Kidney transplantation remains the preferred treatment for end-stage renal failure but long-term graft survival is disappointing, with 35% failing within five years. A major feature of the chronically failing graft is the development of fibrosis, especially in the interstitium around the kidney tubules. Grafts that suffer the most severe acute rejection problems during the early period after transplantation tend to be those that subsequently develop fibrosis and fail. The link between these two processes is not understood and there is no effective treatment for chronic graft failure.

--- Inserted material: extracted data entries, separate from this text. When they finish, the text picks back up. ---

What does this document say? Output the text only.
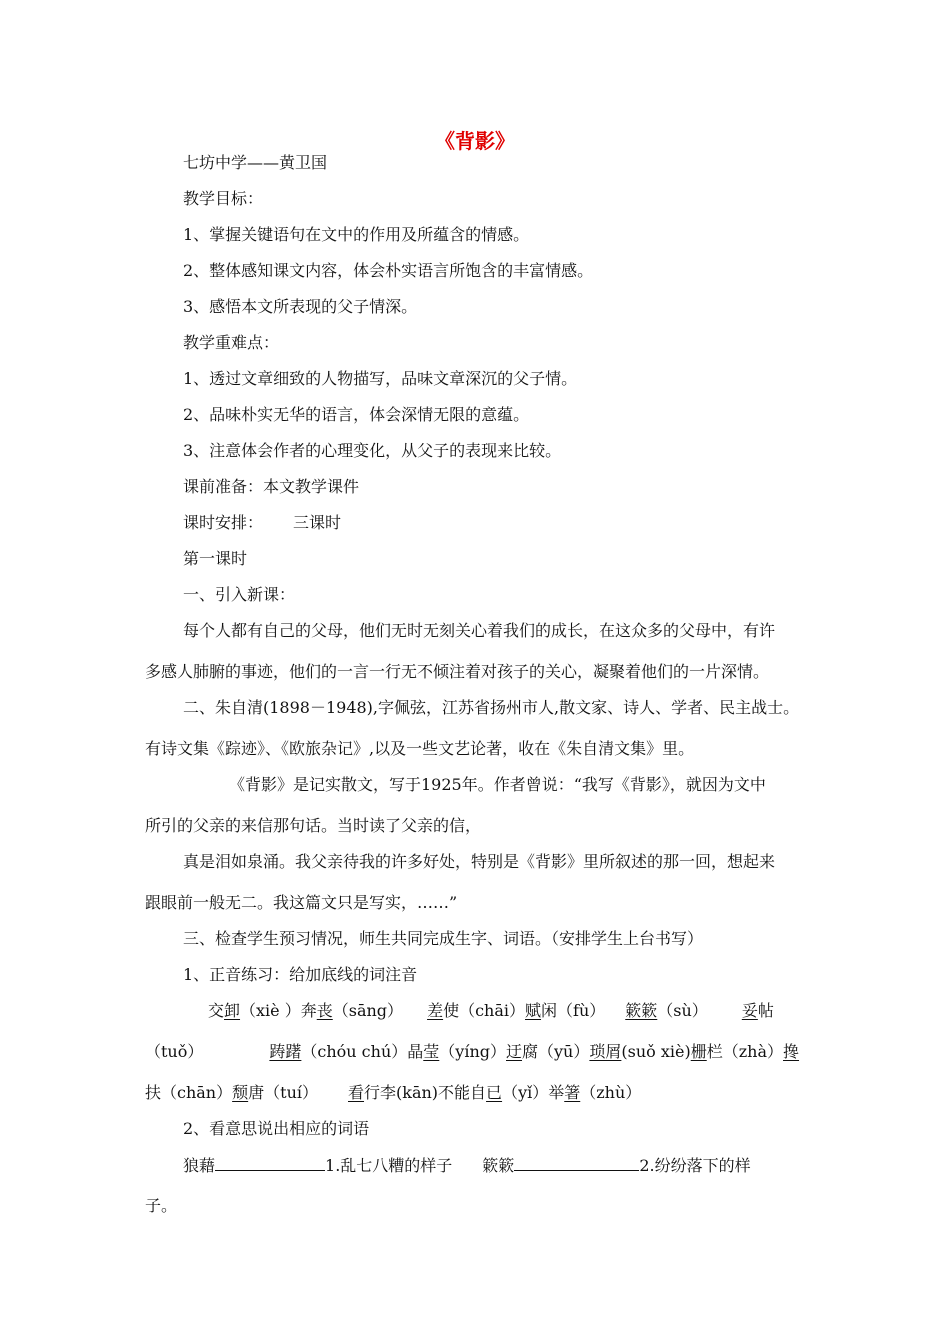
《背影》
七坊中学——黄卫国
教学目标：
1、掌握关键语句在文中的作用及所蕴含的情感。
2、整体感知课文内容，体会朴实语言所饱含的丰富情感。
3、感悟本文所表现的父子情深。
教学重难点：
1、透过文章细致的人物描写，品味文章深沉的父子情。
2、品味朴实无华的语言，体会深情无限的意蕴。
3、注意体会作者的心理变化，从父子的表现来比较。
课前准备：本文教学课件
课时安排： 三课时
第一课时
一、引入新课：
每个人都有自己的父母，他们无时无刻关心着我们的成长，在这众多的父母中，有许
多感人肺腑的事迹，他们的一言一行无不倾注着对孩子的关心，凝聚着他们的一片深情。
二、朱自清(1898－1948),字佩弦，江苏省扬州市人,散文家、诗人、学者、民主战士。
有诗文集《踪迹》、《欧旅杂记》,以及一些文艺论著，收在《朱自清文集》里。
《背影》是记实散文，写于1925年。作者曾说：“我写《背影》，就因为文中
所引的父亲的来信那句话。当时读了父亲的信，
真是泪如泉涌。我父亲待我的许多好处，特别是《背影》里所叙述的那一回，想起来
跟眼前一般无二。我这篇文只是写实，……”
三、检查学生预习情况，师生共同完成生字、词语。（安排学生上台书写）
1、正音练习：给加底线的词注音
交卸（xiè ）奔丧（sāng） 差使（chāi）赋闲（fù） 簌簌（sù） 妥帖
（tuǒ）	踌躇（chóu chú）晶莹（yíng）迂腐（yū）琐屑(suǒ xiè)栅栏（zhà）搀
扶（chān）颓唐（tuí） 看行李(kān)不能自已（yǐ）举箸（zhù）
2、看意思说出相应的词语
狼藉	1.乱七八糟的样子 簌簌	2.纷纷落下的样
子。
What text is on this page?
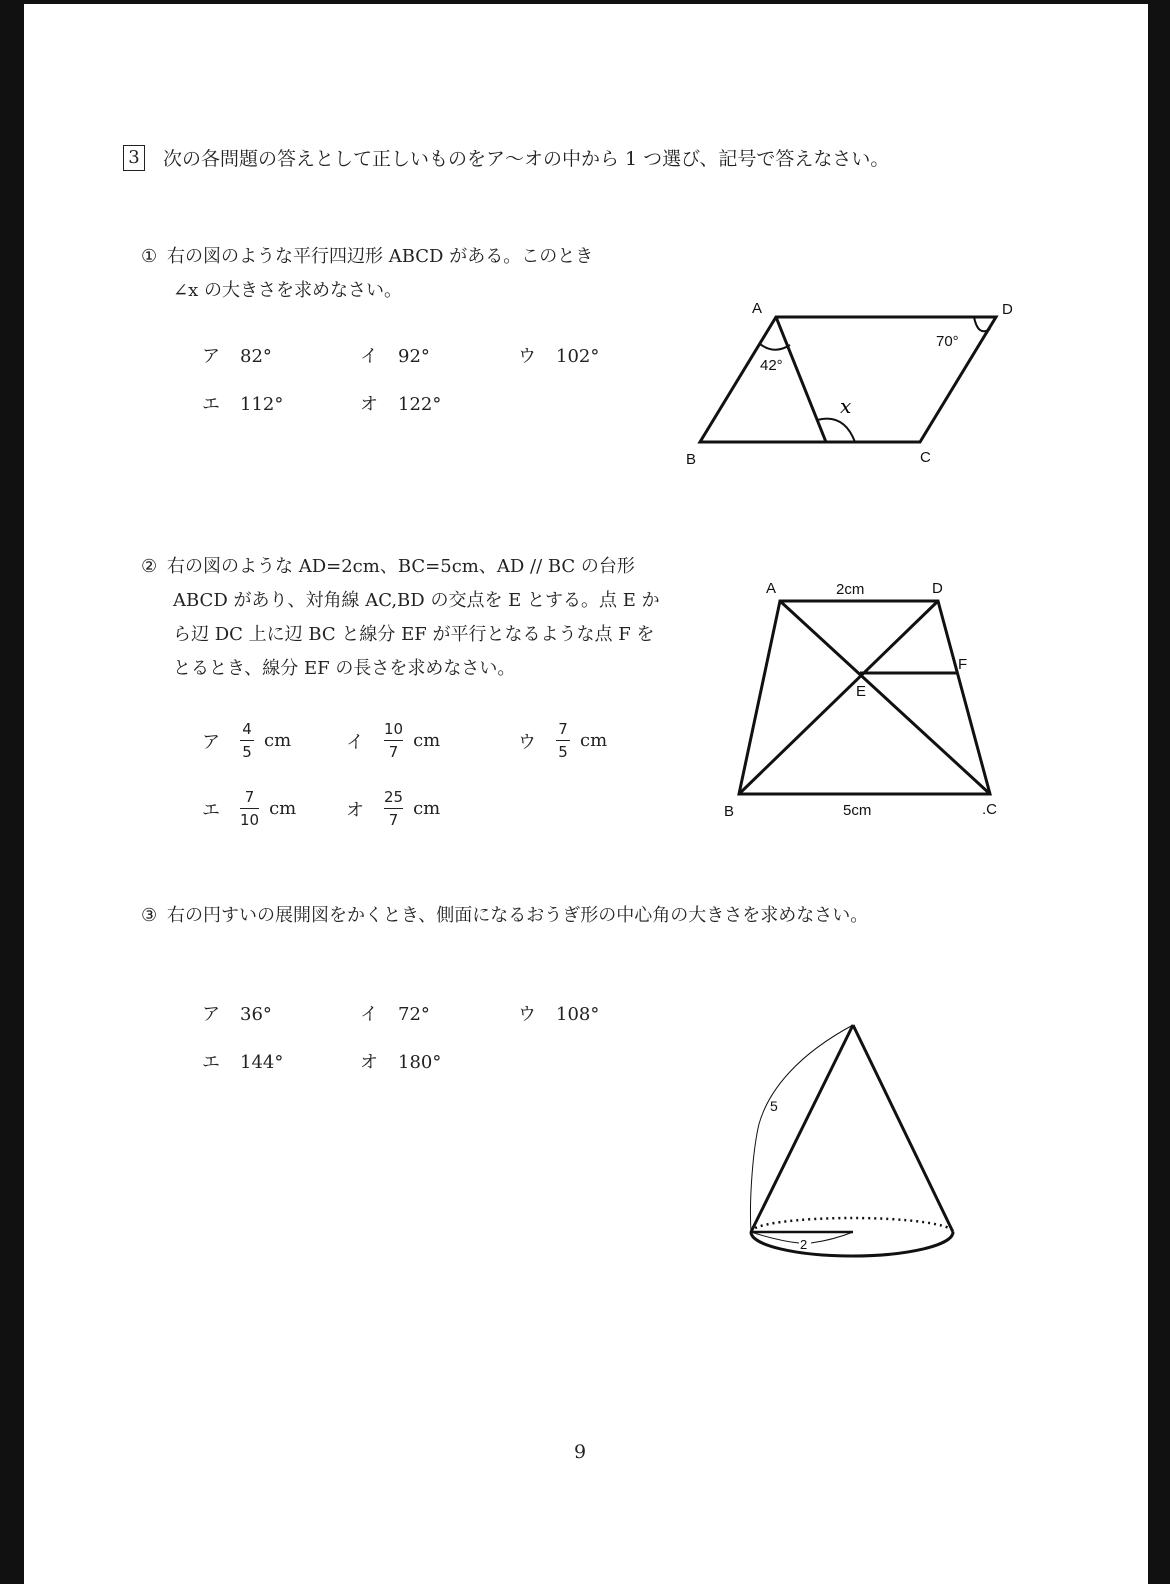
3 次の各問題の答えとして正しいものをア～オの中から 1 つ選び、記号で答えなさい。
① 右の図のような平行四辺形 ABCD がある。このとき
∠x の大きさを求めなさい。
ア 82°	イ 92°	ウ 102°
エ 112°	オ 122°
A	D
B	C
42°
70°
x
② 右の図のような AD=2cm、BC=5cm、AD // BC の台形
ABCD があり、対角線 AC,BD の交点を E とする。点 E か
ら辺 DC 上に辺 BC と線分 EF が平行となるような点 F を
とるとき、線分 EF の長さを求めなさい。
ア	$\frac{4}{5}$ cm	イ	$\frac{10}{7}$ cm	ウ	$\frac{7}{5}$ cm
エ	$\frac{7}{10}$ cm	オ	$\frac{25}{7}$ cm
A	D
2cm
E
F
B	.C
5cm
③ 右の円すいの展開図をかくとき、側面になるおうぎ形の中心角の大きさを求めなさい。
ア 36°	イ 72°	ウ 108°
エ 144°	オ 180°
5
2
9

We have shown that recipient T cells accumulate within the kidney tubules during acute rejection and some of these T cells persist for long periods. In this project we will test the hypothesis that long-lived T cells generate a chronic stimulus, causing local tubular epithelial cells to change into fibroblasts. These fibroblasts then multiply around the tubules and produce extracellular matrix, which, over time, takes the place of functional tissue, causing graft dysfunction and eventually graft failure.
Loss of airway epithelium and fibrosis are also major features in obliterative bronchiolitis causing chronic lung graft failure, and vanishing bile duct syndrome occurs in late failure of around 10% of liver transplants. Therefore, there is the potential for similar processes to those described above to occur after transplantation, leading to dysfunction of lung and liver allografts. This will also be investigated.
An important consequence of our hypothesis is that elimination of intraepithelial T cells should prevent progression to chronic graft failure after initial acute rejection.